SVRI is a tax-exempt organization based in San Antonio and Los Angeles. Funding for the organization has come from the Arca Foundation, a philanthropy run by heirs to the R.J. Reynolds tobacco empire. According to its annual report, Arca backs at least 15 groups or projects connected with Cuba. Nearly all profess anti-embargo, and, in most cases, pro-Castro positions. Those grants totaled half a million dollars in 1995.
SVRI received $25,000 from Arca last year. Alicia Torres, a long-time pro-Castro activist who coordinated the congressional trip and accompanied the lawmakers, received $30,000 from Arca for her Cuban-American Committee Research and Education Fund.
Other members of Congress are looking into reports that SVRI also received $130,000 in government funds originating with the U.S. Agency for International Development. If that is true, suggests a Jan. 17 letter from four House Republicans to USAID head Brian Atwood, then "federal funds could have been misused to pay for this trip."
The agency has not responded to the letter, but Republicans are using the inquiry to press a point. "How does visiting communists in Cuba, a country that the United States doesn't recognize, help SVRI register voters in America?" asks Rep. Henry Bonilla (R-Texas), who signed the letter. "Do they think that Cuba's communist system has anything to offer to our American democracy?"
Critics say Rep. Becerra betrayed the trip's serious intent by taking along his two young daughters. Critics also had a feast with Rep. Torres's account of his conversation with Mr. Castro:
"Are you torturing political prisoners?" he says he asked.
"No, I don't torture political prisoners," was Mr. Castro's reply.
Miami's two Cuban-American lawmakers, Republicans Ileana Ros-Lehtinen and Lincoln Diaz-Balart, were angered enough by the trip to resign from the Hispanic Caucus, leaving the ad hoc group without any Republican dues-paying members. They faulted Rep. Becerra for bad form as well, since the trip came on the eve of a vote to elect him caucus chairman.
"I don't think there's ever been a chairman who has agreed with me on Cuba policy," said Rep. Ros-Lehtinen. "But there's never been a chairman who went on a trip like this as he campaigned for my vote."

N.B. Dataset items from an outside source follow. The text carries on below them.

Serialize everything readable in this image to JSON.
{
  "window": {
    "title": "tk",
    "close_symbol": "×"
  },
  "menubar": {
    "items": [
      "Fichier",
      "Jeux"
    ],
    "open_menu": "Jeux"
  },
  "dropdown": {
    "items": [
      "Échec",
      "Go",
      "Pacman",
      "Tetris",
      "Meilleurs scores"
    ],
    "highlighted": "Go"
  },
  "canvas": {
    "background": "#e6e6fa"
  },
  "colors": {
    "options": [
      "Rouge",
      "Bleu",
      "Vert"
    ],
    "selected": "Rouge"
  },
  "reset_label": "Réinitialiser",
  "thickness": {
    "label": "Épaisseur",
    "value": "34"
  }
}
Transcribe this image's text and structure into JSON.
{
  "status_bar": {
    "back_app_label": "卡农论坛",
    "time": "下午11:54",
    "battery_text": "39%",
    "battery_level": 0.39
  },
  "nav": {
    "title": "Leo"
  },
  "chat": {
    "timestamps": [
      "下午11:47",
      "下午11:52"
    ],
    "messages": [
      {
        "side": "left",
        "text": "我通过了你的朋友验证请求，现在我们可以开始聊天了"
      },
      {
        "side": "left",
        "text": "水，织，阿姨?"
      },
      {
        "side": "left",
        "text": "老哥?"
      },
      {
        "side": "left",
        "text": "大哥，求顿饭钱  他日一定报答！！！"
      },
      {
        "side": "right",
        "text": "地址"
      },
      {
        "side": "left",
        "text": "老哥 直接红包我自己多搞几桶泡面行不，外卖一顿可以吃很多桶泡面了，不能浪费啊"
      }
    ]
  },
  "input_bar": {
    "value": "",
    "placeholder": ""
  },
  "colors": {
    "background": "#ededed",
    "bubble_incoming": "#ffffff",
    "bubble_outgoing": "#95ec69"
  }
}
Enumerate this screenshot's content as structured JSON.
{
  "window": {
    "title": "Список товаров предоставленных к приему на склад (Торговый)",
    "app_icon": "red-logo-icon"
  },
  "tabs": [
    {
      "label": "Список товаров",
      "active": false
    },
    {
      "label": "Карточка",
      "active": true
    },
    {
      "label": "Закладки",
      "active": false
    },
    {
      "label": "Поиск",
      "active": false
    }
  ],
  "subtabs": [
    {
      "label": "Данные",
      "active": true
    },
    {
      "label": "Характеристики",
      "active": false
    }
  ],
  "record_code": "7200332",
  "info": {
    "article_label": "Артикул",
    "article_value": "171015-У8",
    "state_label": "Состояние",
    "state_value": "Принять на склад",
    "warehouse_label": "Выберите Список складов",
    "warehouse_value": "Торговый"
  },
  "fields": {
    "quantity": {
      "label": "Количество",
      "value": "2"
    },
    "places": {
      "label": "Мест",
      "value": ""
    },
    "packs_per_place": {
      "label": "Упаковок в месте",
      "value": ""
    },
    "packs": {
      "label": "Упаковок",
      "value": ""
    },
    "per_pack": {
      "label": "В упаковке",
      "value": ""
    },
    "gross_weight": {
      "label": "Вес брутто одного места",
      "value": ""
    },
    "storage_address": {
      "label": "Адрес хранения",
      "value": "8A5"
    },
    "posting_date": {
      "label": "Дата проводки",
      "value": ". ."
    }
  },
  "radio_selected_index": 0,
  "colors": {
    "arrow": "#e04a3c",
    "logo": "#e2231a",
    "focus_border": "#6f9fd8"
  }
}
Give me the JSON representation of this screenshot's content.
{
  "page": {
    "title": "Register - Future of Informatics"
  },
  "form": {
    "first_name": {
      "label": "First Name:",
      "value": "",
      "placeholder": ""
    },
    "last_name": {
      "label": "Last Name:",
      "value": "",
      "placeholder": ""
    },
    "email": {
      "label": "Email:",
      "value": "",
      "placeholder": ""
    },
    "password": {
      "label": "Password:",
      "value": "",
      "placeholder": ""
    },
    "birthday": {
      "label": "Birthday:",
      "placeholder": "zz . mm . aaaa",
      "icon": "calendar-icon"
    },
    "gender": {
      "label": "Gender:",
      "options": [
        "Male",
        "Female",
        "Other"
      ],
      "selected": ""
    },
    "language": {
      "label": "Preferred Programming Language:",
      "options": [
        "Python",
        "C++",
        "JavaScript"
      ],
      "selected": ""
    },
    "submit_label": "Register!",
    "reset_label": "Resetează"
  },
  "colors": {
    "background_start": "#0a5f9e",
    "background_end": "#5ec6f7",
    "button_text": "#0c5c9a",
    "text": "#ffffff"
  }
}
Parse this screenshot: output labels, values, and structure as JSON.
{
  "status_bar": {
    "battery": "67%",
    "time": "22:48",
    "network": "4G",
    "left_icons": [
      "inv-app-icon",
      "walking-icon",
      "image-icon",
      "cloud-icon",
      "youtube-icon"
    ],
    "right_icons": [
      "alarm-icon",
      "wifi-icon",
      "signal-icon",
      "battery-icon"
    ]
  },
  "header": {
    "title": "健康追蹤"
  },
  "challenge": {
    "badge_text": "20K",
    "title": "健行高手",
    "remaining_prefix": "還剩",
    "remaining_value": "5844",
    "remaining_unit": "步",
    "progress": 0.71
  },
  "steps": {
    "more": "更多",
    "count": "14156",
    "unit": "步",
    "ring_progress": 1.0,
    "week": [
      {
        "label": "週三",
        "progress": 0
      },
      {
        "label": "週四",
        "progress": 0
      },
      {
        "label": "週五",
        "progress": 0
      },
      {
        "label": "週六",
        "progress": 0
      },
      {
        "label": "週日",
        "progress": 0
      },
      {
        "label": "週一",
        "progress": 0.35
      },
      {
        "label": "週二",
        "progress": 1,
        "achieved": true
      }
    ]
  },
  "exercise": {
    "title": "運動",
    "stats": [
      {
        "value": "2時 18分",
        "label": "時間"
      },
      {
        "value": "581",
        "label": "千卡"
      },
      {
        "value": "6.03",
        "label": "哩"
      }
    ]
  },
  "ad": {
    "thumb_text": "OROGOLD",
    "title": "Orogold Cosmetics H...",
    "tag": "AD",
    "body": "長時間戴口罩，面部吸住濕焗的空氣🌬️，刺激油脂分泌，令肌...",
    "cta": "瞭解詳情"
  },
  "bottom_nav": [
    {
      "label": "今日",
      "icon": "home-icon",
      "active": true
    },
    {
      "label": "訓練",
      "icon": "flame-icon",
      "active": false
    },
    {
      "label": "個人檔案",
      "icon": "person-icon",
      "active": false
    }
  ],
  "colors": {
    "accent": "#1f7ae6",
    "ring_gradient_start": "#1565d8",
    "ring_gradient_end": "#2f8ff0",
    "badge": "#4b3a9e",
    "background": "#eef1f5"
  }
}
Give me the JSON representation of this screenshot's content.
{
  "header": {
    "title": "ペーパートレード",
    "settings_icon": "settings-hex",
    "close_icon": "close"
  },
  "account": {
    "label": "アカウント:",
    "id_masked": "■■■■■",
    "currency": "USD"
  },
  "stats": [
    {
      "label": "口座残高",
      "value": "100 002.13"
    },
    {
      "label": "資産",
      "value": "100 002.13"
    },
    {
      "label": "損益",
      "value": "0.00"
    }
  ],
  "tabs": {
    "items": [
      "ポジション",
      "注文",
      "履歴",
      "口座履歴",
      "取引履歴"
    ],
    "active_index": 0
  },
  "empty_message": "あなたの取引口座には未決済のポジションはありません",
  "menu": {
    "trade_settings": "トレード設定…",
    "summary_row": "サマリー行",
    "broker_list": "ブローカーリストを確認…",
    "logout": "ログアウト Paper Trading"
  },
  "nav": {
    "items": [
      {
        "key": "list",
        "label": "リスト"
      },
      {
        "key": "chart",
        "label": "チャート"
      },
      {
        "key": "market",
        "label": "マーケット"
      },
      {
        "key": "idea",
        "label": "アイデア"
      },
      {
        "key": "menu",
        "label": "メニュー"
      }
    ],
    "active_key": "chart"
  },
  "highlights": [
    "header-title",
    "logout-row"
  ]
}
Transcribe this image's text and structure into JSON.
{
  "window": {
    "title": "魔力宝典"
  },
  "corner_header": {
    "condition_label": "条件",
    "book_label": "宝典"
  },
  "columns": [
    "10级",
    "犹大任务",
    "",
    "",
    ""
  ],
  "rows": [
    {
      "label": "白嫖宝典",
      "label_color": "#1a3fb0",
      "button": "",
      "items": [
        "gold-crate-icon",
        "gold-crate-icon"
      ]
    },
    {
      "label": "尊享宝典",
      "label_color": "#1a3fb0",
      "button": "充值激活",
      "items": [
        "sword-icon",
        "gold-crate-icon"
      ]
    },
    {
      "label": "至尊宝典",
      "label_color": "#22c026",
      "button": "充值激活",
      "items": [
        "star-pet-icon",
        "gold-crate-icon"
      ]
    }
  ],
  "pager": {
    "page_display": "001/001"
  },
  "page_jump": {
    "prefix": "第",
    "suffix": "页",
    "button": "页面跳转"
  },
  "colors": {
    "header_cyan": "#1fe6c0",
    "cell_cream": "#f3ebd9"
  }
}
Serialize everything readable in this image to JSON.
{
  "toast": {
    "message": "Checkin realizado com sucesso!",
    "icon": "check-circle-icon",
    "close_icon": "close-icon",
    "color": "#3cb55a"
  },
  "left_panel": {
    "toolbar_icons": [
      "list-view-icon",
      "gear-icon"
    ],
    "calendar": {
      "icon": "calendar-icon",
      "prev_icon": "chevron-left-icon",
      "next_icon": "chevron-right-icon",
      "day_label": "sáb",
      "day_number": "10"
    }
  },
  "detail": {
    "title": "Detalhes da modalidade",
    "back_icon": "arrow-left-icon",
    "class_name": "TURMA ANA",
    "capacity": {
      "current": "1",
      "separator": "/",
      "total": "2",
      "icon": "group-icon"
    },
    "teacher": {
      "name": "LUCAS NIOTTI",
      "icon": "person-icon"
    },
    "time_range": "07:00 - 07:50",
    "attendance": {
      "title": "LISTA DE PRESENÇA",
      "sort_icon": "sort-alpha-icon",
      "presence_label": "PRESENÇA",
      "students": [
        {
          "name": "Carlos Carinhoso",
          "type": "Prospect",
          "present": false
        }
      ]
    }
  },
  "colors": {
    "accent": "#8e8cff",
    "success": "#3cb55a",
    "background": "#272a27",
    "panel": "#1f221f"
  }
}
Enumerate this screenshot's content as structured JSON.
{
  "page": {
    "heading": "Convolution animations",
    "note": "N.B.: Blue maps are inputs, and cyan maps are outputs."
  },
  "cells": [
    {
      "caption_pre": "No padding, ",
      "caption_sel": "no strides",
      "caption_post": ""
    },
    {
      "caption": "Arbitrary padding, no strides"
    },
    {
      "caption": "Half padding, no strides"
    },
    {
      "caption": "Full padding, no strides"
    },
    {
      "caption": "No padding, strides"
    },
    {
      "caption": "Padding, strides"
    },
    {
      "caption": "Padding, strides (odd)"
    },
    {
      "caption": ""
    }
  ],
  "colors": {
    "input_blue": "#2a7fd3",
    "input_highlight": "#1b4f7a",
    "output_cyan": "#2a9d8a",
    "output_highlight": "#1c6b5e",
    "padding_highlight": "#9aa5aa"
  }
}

Canada, meanwhile, is pursuing its own version of "constructive engagement." Canadian foreign minister Axworthy came away from his trip with cooperative agreements with Mr. Castro on everything from a judges' exchange program to drug interdiction and international terrorism. As Cuba's biggest trade partner, Canada is fuming over the Helms-Burton rules, which block some of its corporate leaders from entering the United States and could lead to lawsuits against them later this year. The country is pressing its complaints in the World Trade Organization and even encouraged their own "snowbirds" to bypass Florida vacations this winter as a statement of protest.
Even as Canada's foreign minister was landing in Havana, Cuban police detained three dissidents, journalists Tania Quintero and Juan Antonio Sanchez, and economist Marta Beatriz Roque.
Interrogations continue. Missionary Russell Black said he was questioned and warned by police for choosing to stay in the countryside with pastors, where food and other necessities like soap are being rationed and he has been begged to give up a pair of underwear. Authorities want foreigners to stay in city hotels, where cable channels and the best food are put forth as if the party never stopped.